HOFFMAN. “Oude meesters kunnen we gerust in een opslagplaats steken en er een paar jaar lang niet naar omkijken, omdat ze niet sterk in waarde schommelen. Bij hedendaagse kunst ligt dat anders. Als ik daar 2 dollar kan verdienen per geïnvesteerde dollar, ben ik klaar om te verkopen. En ja, soms is dat te vroeg. Zo hebben we in 2005 drie Wade Guytons gekocht voor 48.000 dollar per stuk. In 2008 gingen die voor 60.000, 65.000 en 100.000 dollar de deur uit. Anderhalf jaar later ging een van hen op een New Yorkse veiling onder de hamer voor 2 miljoen dollar. Dat impliceert dat we door een slechte timing ruim 5,5 miljoen dollar zijn misgelopen.”
Hoe hard slaat u zich dan voor het hoofd?
HOFFMAN. “Dat valt wel mee. Je moet de discipline hebben om te verkopen als je een mooie winst kunt maken. En hoeveel mensen hebben hun aandelen van Apple of Microsoft niet te vroeg verkocht?”
Wat gebeurt er met de werken die de Fine Art Fund Group koopt?
HOFFMAN. “Een deel van onze kunst zit bij handelaars of veilingen om verkocht te worden, een deel is uitgeleend aan onze investeerders, een deel is tentoongesteld in musea. De rest zit in opslagplaatsen in Hongkong, Genève, New York en Londen.”
Vreten de verzekerings- en opslagkosten niet aan het rendement?
HOFFMAN. “Voor een particulier is het een heel dure zaak om een schilderij te verzekeren, te transporteren en het op te slaan in Zwitserland. Wij werken op een industriële schaal en betalen daarom gemiddeld maar 900 dollar per miljoen dollar waarde aan verzekeringen, en 200 dollar per jaar per werk aan opslagkosten. Dat is peanuts.”
Wat gebeurt er als een fonds na tien jaar afloopt? Vliegt dan alle kunst in één trek de deur uit?
HOFFMAN. “Nee, we kopen en verkopen tijdens die tien jaar, en we keren onze winsten jaarlijks uit. We vragen onze investeerders na het aflopen van het fonds nog even geduld te hebben, zodat we de resterende kunst op een goed moment kunnen verkopen. Ze betalen dan geen beheersvergoedingen.”

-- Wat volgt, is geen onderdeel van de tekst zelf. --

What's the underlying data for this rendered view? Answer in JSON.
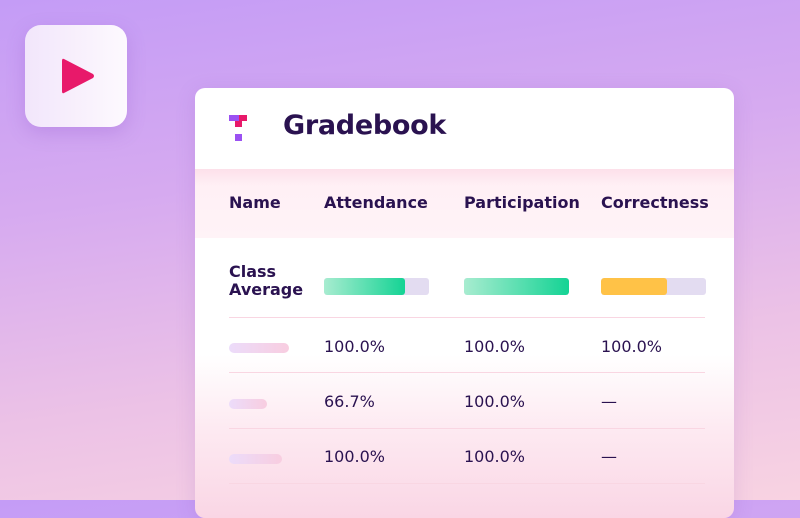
{
  "app_icon": {
    "icon": "play-icon",
    "color": "#e8196a"
  },
  "header": {
    "title": "Gradebook",
    "logo": "gradebook-logo-icon"
  },
  "table": {
    "columns": [
      "Name",
      "Attendance",
      "Participation",
      "Correctness"
    ],
    "class_average": {
      "label_line1": "Class",
      "label_line2": "Average",
      "attendance_pct": 77,
      "participation_pct": 100,
      "correctness_pct": 63
    },
    "rows": [
      {
        "name_redacted_width": 60,
        "attendance": "100.0%",
        "participation": "100.0%",
        "correctness": "100.0%"
      },
      {
        "name_redacted_width": 38,
        "attendance": "66.7%",
        "participation": "100.0%",
        "correctness": "—"
      },
      {
        "name_redacted_width": 53,
        "attendance": "100.0%",
        "participation": "100.0%",
        "correctness": "—"
      }
    ]
  },
  "colors": {
    "accent_pink": "#e8196a",
    "accent_purple": "#9b51f2",
    "text_dark": "#2a1250",
    "bar_green": "#14d394",
    "bar_yellow": "#ffc247",
    "bar_track": "#e3dcf1"
  }
}
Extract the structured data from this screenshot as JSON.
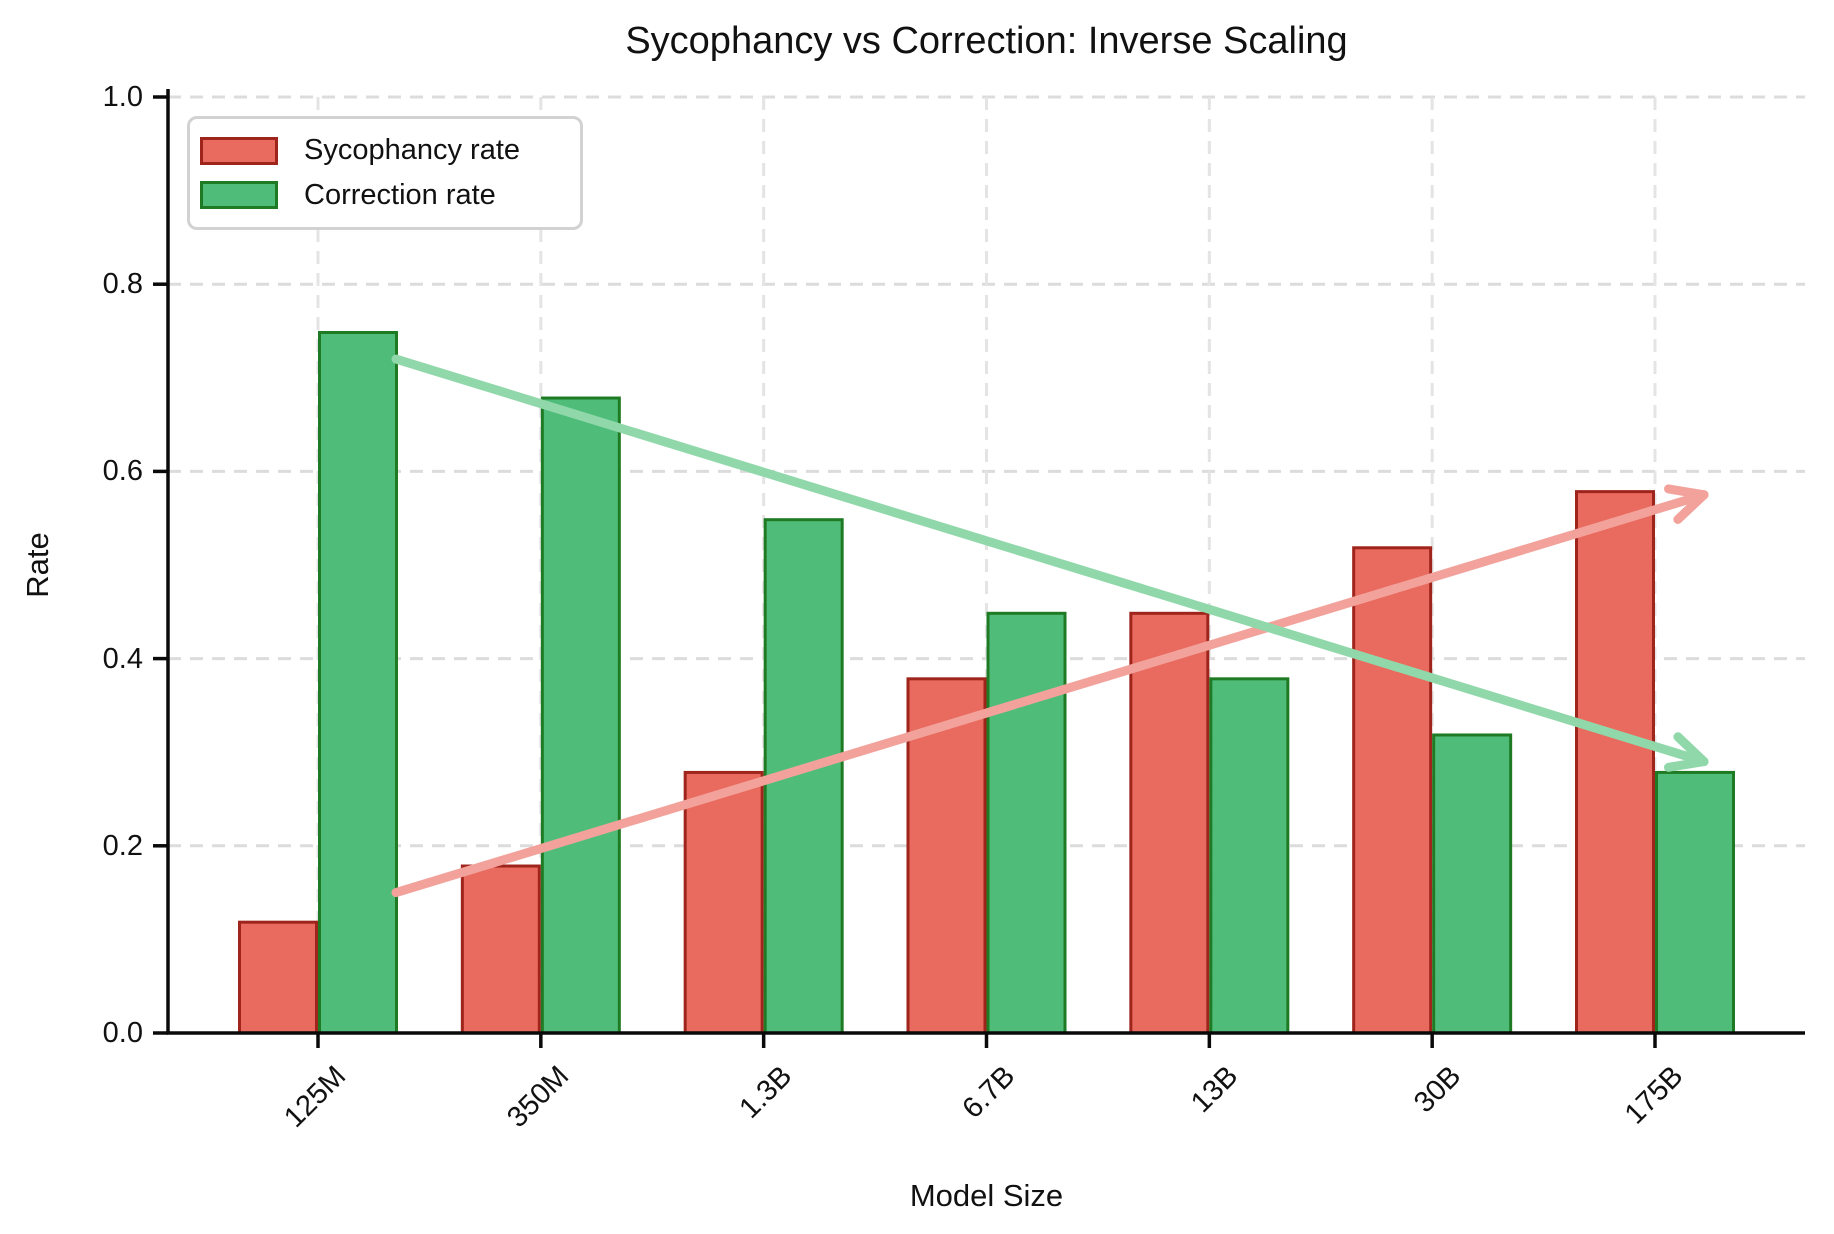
{
  "figure": {
    "background": "#ffffff",
    "text_color": "#111111"
  },
  "chart_data": {
    "type": "bar",
    "title": "Sycophancy vs Correction: Inverse Scaling",
    "xlabel": "Model Size",
    "ylabel": "Rate",
    "categories": [
      "125M",
      "350M",
      "1.3B",
      "6.7B",
      "13B",
      "30B",
      "175B"
    ],
    "series": [
      {
        "name": "Sycophancy rate",
        "values": [
          0.12,
          0.18,
          0.28,
          0.38,
          0.45,
          0.52,
          0.58
        ],
        "fill_color": "#e96a5e",
        "edge_color": "#9e241c"
      },
      {
        "name": "Correction rate",
        "values": [
          0.75,
          0.68,
          0.55,
          0.45,
          0.38,
          0.32,
          0.28
        ],
        "fill_color": "#50bc7a",
        "edge_color": "#1e7b24"
      }
    ],
    "ylim": [
      0.0,
      1.0
    ],
    "yticks": [
      0.0,
      0.2,
      0.4,
      0.6,
      0.8,
      1.0
    ],
    "ytick_labels": [
      "0.0",
      "0.2",
      "0.4",
      "0.6",
      "0.8",
      "1.0"
    ],
    "grid": true,
    "grid_style": "dashed",
    "legend_position": "upper left",
    "annotations": [
      {
        "type": "arrow",
        "name": "sycophancy-trend-arrow",
        "color": "#f2a29b",
        "from": [
          0.35,
          0.15
        ],
        "to": [
          6.22,
          0.575
        ]
      },
      {
        "type": "arrow",
        "name": "correction-trend-arrow",
        "color": "#90d8aa",
        "from": [
          0.35,
          0.72
        ],
        "to": [
          6.22,
          0.29
        ]
      }
    ],
    "colors": {
      "grid_horizontal": "#dcdcdc",
      "grid_vertical": "#e4e4e4",
      "axis": "#0a0a0a",
      "legend_border": "#d2d2d2"
    }
  }
}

De Fine Art Fund Group omvat niet alleen fondsen, maar doet ook aan consultancy en het beheer van particuliere en museale collecties. Hoe groot is de vraag naar die diensten?
HOFFMAN. “Een derde tot de helft van de omzet van onze business komt van advies dat we aan verzamelaars geven. Veel mensen die naar een veiling gaan om een schilderij te kopen, maken hun huiswerk niet. Ze kijken naar de schatting die Sotheby’s of Christie’s heeft gemaakt, bijvoorbeeld “tussen 600.000 en 800.000 dollar”, en denken dan dat ze een koopje doen bij 650.000 dollar. Maar dat zijn valse schattingen. Grote kunsthandelaars zetten veilinghuizen zwaar onder druk om hoge prijsranges te adverteren en veel reclame te maken voor bepaalde werken, met de dreiging dat ze anders de echt dure werken zoals een Monet, Picasso of Degas niet naar de veiling brengen.”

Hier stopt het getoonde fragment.